Cleusa Oliveira, diretora do Sindoméstico – BA

Sobre o Programa Doar para Transformar

Em 2021, a CESE iniciou uma caminhada de cinco anos com Programa Doar para Transformar (Giving for Change), apoiado pela agência da cooperação holandesa Wilde Ganzen, através do Ministério das Relações Exteriores. O programa envolve internacionalmente oito países do sul global: Brasil, Burkina Faso, Etiópia, Gana, Quênia, Moçambique, Uganda e Palestina.

A iniciativa tem entre seus objetivos contribuir para a adoção de práticas mais equitativas no sistema internacional de desenvolvimento, inclusive a partir das ideias de mobilização de recursos nacionais e filantropia comunitária. Na CESE, o foco do trabalho será o fortalecimento e aprendizado coletivo entre organizações do movimento de mulheres do Nordeste. De 28 de junho a 01 de junho, a comunidade prática se reuniu para uma formação em Incidência Política, discutindo pontos para fortalecer o trabalho das organizações.
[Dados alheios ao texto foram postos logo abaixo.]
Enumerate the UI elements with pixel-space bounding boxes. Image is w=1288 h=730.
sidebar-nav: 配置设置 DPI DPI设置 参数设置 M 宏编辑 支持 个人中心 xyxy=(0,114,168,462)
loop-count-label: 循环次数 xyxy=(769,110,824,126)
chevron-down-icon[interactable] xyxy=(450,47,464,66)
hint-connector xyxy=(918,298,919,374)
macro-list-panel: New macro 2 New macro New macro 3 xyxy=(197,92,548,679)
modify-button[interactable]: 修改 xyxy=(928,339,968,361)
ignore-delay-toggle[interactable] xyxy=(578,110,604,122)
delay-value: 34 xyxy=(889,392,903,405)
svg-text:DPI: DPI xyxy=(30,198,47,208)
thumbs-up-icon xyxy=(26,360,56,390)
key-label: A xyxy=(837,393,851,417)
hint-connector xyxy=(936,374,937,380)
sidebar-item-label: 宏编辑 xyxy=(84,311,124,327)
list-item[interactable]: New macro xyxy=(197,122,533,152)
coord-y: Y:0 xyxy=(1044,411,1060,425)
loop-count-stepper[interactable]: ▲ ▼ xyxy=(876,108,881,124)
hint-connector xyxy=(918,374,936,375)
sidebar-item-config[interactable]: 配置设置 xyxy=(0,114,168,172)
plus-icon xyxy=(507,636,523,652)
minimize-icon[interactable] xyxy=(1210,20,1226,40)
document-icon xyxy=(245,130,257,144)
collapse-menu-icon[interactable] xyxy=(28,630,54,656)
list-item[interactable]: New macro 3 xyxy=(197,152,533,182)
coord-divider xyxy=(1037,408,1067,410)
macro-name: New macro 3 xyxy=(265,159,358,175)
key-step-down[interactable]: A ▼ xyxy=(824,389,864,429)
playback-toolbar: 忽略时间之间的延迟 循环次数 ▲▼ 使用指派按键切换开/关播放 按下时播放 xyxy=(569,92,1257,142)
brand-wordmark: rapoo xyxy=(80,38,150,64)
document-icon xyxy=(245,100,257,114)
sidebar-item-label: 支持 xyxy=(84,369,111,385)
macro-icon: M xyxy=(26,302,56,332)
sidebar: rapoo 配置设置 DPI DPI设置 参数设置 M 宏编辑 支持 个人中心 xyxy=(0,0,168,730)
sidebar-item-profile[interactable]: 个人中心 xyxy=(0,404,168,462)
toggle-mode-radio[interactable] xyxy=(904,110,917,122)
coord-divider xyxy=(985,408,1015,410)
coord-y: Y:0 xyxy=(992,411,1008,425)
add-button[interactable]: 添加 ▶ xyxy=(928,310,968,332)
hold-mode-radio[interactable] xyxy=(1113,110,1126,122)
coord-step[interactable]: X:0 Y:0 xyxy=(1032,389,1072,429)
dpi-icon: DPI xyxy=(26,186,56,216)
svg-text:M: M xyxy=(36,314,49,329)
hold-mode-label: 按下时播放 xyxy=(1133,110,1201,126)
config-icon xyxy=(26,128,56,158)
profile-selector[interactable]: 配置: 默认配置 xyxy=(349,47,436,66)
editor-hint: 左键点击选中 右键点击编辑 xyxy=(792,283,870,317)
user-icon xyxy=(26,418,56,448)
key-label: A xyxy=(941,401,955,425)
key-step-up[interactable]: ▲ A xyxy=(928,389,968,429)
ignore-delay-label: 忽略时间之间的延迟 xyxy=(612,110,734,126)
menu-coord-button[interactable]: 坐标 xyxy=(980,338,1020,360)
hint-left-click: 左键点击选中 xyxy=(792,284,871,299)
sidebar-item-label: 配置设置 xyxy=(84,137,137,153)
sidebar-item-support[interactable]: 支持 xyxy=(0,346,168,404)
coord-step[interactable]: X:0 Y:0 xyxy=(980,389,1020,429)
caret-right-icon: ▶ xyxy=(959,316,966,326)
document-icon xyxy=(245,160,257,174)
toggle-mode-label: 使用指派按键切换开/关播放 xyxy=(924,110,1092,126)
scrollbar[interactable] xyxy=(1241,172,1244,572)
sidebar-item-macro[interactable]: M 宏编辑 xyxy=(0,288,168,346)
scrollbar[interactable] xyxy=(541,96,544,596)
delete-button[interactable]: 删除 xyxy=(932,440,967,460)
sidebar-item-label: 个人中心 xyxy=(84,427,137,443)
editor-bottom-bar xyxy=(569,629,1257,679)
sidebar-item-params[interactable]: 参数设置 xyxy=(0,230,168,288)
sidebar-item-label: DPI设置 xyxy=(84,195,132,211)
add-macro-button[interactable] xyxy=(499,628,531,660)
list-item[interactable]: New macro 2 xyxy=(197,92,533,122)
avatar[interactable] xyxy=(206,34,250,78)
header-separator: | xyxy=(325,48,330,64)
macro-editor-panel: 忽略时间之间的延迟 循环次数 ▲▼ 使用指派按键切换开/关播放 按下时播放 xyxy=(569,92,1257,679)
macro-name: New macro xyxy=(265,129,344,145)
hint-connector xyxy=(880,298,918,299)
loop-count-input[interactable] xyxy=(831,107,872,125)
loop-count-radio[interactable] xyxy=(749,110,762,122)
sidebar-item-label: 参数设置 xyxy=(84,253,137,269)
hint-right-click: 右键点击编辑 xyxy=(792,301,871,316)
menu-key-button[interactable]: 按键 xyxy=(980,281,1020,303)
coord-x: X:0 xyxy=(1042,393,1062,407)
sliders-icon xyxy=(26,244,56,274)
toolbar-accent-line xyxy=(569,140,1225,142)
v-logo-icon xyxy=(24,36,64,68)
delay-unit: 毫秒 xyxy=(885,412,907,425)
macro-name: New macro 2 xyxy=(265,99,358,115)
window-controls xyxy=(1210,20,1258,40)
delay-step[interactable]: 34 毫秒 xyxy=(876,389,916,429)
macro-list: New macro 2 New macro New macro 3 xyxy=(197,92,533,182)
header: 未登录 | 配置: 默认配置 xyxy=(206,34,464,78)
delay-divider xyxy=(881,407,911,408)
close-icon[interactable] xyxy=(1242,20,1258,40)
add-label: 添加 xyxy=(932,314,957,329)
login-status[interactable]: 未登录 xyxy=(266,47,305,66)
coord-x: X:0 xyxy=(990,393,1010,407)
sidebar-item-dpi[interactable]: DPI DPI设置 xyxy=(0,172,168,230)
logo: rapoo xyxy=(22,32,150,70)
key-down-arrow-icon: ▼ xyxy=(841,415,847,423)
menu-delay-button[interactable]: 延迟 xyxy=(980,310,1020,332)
O programa tem a duração de cinco anos (2021 a 2025) e conta com uma série de atividades: Apoio a projetos; Formação nas áreas de Incidência, Comunicação e Mobilização de Recursos; Encontros temáticos sobre Sustentabilidade, Comunicação Estratégica, Incidência Política e Jurídica; Diálogos Estratégicos com Academia e os Poderes Públicos; Planejamento, Monitoramento e Avaliação, e Sistematização.